For any two unit vectors $a$ and $b$ from $\mathbb{R}^d$, let $θ(a, b)$ be the angle between them, defined as $\cos^{-1}(a^Tb)$. Hence, the angle lies in the range $[0, \pi]$.
Does $θ$ satisfy the triangle inequality, i.e., for any 3 unit vectors $a$, $b$, and $c$, do we have $θ(a, c) ≤ θ(a, b) + θ(b, c)$? I feel that this is true, but I couldn't prove it or find a counterexample.
(If this is true, I would get that $θ$ defines a metric space over unit vectors.)

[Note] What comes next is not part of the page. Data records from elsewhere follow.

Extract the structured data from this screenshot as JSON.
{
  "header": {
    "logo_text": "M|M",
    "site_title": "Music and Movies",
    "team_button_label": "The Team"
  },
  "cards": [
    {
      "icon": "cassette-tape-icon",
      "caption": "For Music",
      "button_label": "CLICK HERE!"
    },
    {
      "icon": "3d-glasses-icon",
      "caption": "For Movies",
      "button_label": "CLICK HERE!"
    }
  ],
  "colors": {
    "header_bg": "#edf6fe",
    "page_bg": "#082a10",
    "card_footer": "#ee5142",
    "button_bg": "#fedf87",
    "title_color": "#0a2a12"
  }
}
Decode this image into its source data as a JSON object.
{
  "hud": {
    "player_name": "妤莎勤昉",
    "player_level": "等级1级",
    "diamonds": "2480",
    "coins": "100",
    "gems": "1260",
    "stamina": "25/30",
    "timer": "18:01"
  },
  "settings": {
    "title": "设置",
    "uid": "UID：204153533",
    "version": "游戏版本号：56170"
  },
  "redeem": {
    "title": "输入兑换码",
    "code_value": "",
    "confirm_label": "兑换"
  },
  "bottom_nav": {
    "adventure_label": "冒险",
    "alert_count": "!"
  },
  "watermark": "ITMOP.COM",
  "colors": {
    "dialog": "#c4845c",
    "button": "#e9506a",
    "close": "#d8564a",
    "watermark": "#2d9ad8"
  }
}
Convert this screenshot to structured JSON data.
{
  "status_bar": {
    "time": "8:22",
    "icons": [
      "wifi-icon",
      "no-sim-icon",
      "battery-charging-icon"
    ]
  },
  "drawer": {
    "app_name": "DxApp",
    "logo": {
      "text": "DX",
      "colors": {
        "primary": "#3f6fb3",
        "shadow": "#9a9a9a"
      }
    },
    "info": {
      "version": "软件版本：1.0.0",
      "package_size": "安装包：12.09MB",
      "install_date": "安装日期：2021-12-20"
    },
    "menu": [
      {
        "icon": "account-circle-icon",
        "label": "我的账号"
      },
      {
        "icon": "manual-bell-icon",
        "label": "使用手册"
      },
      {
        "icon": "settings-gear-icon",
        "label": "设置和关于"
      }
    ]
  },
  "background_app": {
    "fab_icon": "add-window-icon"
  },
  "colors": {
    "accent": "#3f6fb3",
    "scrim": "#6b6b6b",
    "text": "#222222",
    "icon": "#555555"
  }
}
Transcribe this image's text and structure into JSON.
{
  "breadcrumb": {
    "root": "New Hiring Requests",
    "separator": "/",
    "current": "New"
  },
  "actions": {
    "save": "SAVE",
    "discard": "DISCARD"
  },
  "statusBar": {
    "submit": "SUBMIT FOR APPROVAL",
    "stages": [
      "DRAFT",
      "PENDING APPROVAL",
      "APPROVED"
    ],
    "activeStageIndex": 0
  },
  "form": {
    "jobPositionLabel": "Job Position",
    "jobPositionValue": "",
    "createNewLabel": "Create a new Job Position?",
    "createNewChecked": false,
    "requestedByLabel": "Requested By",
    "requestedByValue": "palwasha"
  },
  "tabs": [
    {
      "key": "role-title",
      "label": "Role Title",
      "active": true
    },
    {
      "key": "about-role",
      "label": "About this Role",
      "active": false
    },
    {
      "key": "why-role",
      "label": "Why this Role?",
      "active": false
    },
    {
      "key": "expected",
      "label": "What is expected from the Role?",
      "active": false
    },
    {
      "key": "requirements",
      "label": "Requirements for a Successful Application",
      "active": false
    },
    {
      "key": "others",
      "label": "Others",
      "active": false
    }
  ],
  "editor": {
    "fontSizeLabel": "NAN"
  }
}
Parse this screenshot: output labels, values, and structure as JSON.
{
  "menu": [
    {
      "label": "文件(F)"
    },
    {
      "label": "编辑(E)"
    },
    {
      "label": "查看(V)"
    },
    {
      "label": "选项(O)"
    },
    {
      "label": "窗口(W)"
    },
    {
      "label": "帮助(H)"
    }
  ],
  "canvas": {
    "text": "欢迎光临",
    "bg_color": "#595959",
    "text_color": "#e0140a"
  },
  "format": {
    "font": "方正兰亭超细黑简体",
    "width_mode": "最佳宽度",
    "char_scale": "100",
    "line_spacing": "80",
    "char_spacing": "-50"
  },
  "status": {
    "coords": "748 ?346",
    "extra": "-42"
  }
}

Let $u$, $v$, $w$ three unit vectors in an euclidean space. To show that
$$\arccos \langle u, v\rangle + \arccos \langle v, w\rangle \ge \arccos \langle u, w\rangle$$
Denote the above angles by $\alpha$, $\beta$, $\gamma$. Consider the Gram matrix associated to $u$, $v$, $w$. We know that this matrix is positive semidefinite, so its determinant is $\ge 0$. But now we calculate
$$\left | \begin{matrix} 1 & \cos \alpha & \cos \beta \\ \cos \alpha & 1 & \cos \gamma \\ \cos \beta & \cos \gamma & 1\end{matrix} \right |= 4 \sin p \sin(p-\alpha) \sin (p-\beta) \sin (p-\gamma)$$
where $p = \frac{\alpha + \beta + \gamma}{2}$.
This shows that $p- \max ( \alpha, \beta, \gamma) \ge 0$, which is what we need. It is also easy to see when we have equality: the vectors must be linearly dependent.